Die Raketen mit einer Reichweite von fünf Kilometern, die dreimal so schnell wie der Schall sind, sollen Luftangriffe von Terroristen verhindern, indem sie verdächtige Flugzeuge und Hubschrauber abschießen.

Flugblätter

Die Bewohner des Bow Quarter erfuhren erst Freitagabend durch Flugblätter von der Stationierung der Raketen. "Der Standort wurde ausgesucht, weil er in der Nähe des olympischen Parks liegt und einen exzellenten Überblick über Umgebung und Luftraum bietet", heißt es in den Schreiben. Die Raketen würden nur als "allerletzte Konsequenz" abgefeuert. Auch Bewohnern anderer Wohnblocks, die mit Raketen bestückt werden sollen, dürften noch vor Mittwoch derartige Briefe ins Haus flattern. An diesem Tag startet eine Sicherheitsübung für Olympia, für die die Raketensysteme stehen sollen – vorerst allerdings mit Attrappen. Auch Kampfjets, Hubschrauber und ein Kriegsschiff nehmen an der Übung teil.

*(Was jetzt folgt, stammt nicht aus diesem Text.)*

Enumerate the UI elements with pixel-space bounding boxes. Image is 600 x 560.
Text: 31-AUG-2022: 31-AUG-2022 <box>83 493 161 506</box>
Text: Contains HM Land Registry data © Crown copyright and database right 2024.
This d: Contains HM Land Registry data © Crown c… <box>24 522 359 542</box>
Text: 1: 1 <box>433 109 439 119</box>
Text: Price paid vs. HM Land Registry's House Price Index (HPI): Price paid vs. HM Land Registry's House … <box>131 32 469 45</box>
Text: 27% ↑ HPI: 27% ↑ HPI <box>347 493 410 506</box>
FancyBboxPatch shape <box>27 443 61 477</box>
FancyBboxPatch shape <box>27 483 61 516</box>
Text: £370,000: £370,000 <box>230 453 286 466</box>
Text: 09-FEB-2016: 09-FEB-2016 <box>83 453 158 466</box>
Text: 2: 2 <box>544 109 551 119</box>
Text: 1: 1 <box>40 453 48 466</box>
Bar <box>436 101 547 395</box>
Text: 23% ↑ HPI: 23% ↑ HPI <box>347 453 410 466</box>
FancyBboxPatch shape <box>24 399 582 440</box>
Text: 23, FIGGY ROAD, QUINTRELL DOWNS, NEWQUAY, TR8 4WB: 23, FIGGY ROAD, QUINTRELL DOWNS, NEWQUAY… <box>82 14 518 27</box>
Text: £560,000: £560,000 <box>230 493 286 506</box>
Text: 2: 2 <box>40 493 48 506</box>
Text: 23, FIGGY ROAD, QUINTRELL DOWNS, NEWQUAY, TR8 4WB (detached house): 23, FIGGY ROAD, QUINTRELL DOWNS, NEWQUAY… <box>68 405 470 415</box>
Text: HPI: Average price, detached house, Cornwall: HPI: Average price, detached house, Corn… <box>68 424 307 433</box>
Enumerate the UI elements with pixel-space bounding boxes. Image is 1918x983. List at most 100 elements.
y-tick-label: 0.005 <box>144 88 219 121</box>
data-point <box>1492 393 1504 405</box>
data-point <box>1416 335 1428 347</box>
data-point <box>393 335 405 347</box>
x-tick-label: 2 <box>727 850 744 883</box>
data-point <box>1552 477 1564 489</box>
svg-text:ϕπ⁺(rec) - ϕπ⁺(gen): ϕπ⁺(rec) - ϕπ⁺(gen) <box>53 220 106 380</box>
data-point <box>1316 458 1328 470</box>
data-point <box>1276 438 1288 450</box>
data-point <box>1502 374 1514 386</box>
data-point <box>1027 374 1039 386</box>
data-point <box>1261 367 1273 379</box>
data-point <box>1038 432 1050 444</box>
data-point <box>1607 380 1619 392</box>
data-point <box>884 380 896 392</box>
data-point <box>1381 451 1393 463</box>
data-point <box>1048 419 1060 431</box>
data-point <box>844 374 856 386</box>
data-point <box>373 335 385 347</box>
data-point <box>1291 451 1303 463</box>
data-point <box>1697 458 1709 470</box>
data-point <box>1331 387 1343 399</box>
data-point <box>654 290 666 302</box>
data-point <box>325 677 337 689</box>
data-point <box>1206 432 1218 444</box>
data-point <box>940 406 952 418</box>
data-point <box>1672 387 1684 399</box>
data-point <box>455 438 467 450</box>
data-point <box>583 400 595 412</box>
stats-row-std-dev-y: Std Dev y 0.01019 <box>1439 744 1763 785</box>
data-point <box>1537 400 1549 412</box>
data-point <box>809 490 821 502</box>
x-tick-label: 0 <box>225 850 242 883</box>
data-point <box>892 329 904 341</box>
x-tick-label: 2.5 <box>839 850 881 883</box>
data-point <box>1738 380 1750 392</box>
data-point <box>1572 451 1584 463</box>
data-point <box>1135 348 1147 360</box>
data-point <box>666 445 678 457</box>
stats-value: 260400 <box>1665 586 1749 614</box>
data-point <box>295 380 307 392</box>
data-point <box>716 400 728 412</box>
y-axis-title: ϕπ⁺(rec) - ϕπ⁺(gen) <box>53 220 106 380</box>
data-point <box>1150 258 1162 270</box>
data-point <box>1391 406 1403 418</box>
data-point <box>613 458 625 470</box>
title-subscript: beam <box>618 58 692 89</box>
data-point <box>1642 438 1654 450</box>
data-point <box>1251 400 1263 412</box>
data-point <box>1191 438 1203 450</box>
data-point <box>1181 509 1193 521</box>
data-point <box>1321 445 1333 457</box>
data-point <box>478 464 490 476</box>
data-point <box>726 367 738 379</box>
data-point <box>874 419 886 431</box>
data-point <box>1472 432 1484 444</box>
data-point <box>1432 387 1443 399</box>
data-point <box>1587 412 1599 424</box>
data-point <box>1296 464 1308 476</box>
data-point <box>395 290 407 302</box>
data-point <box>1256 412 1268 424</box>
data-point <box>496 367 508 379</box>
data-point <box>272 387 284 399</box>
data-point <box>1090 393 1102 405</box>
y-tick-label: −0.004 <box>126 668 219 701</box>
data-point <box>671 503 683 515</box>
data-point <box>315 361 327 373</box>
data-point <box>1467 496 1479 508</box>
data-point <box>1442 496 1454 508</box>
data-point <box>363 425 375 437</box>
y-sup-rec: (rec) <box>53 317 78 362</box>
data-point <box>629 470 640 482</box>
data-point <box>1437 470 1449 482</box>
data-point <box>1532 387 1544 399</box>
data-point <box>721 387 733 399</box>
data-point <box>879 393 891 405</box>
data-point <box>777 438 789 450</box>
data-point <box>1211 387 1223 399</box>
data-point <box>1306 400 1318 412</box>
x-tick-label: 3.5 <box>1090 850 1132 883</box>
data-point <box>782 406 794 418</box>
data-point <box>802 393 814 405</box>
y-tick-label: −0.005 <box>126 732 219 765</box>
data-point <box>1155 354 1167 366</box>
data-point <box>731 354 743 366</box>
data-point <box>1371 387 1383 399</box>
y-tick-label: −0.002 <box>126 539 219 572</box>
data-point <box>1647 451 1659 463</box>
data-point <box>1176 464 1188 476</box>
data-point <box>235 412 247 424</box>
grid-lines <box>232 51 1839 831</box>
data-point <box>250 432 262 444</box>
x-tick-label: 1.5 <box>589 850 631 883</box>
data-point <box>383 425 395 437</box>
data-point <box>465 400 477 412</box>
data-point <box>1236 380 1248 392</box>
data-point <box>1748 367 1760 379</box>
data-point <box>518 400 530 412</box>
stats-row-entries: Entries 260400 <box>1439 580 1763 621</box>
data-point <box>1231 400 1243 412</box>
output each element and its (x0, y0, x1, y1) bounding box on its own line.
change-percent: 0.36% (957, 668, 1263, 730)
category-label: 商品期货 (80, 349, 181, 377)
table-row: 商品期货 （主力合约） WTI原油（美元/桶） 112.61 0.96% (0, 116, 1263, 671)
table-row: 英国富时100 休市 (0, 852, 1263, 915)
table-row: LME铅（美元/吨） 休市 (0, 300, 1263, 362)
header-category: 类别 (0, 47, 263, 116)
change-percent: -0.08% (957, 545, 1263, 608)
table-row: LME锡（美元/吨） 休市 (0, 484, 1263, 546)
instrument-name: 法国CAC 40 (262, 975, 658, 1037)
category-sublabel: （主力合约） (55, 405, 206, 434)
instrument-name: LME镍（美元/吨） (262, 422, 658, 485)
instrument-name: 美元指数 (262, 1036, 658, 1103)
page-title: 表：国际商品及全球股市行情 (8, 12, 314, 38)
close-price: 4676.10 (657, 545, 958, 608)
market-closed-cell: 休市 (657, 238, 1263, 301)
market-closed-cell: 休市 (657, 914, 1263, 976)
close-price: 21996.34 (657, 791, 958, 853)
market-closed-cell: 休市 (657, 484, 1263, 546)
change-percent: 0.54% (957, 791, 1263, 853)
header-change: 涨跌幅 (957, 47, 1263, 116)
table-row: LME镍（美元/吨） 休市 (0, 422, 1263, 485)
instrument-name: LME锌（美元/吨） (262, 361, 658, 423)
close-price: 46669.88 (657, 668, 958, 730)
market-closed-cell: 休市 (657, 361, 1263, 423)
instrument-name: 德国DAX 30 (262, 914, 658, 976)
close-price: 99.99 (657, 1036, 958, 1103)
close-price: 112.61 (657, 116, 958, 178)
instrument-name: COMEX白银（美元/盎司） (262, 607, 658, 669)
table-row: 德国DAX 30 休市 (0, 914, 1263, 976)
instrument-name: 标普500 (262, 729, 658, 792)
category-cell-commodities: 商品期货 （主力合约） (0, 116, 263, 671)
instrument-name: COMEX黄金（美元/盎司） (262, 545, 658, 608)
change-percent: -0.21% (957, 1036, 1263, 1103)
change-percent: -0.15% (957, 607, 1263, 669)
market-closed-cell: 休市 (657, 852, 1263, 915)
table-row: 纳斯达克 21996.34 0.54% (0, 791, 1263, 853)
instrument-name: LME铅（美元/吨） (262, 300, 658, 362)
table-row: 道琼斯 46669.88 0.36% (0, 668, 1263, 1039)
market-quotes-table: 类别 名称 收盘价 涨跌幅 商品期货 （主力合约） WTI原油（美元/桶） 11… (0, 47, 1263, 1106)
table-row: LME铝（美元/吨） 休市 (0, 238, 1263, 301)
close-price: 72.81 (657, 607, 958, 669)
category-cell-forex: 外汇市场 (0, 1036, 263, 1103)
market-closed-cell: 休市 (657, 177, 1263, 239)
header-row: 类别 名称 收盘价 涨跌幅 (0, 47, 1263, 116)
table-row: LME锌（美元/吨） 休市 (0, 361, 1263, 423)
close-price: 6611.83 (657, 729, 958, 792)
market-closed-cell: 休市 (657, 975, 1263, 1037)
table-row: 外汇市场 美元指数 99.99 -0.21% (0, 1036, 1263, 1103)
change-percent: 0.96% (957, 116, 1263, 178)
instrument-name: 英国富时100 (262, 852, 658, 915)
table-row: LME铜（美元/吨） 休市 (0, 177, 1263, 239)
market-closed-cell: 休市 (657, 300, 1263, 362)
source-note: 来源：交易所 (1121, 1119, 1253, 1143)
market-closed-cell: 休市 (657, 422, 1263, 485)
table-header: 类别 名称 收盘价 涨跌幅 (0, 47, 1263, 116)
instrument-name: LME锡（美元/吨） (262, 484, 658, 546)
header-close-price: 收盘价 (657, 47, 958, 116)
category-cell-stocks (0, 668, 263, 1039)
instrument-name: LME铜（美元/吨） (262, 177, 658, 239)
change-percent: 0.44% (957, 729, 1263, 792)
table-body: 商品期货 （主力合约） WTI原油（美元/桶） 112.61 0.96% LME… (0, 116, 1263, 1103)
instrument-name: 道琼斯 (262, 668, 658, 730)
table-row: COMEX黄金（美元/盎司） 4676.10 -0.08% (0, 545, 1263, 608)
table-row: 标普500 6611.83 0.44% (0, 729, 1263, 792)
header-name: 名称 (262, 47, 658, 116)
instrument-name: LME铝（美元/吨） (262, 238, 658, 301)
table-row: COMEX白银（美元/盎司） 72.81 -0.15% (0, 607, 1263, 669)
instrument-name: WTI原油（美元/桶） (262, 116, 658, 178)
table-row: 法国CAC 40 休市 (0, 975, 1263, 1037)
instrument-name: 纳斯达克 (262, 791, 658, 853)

Obwohl die Raketen im Bow Quarter rund um die Uhr von zehn unbewaffneten Soldaten und eventuell auch bewaffneten Polizisten bewacht werden sollen, fühlen sich die meisten Bewohner unsicher. Sie fürchten, durch die Raketen oder die Soldaten zum Terror-Ziel zu werden. "Es gibt auch die Angst", so ein Anwohner, "dass Terroristen die Kontrolle über die Raketen erlangen könnten ."

EU-Vorsitz 2006: Lenkwaffen in der Wiener City

Anlässlich der EU-Ratspräsidentschaft Österreichs im Jahr 2006 wurden ebenfalls die Sicherheitsmaßnahmen extrem verschärft. Neben Flugverbotszonen und Platzverboten waren Abfangjäger und Black-Hawk-Hubschrauber startklar. Es wurden auch Raketen in der Wiener Innenstadt in Stellung gebracht: Zwillingsfliegerabwehrkanonen und Fliegerabwehrlenkwaffen. Damit hätte man Flugzeuge, die allen Sicherheitsmaßnahmen zum Trotz eingedrungen wären, sofort abschießen können. Die Standorte der Kanonen waren geheim, allerdings wurden sie in der Nähe der wichtigen Veranstaltungsorte stationiert, wie das Bundesheer dem KURIER damals verriet.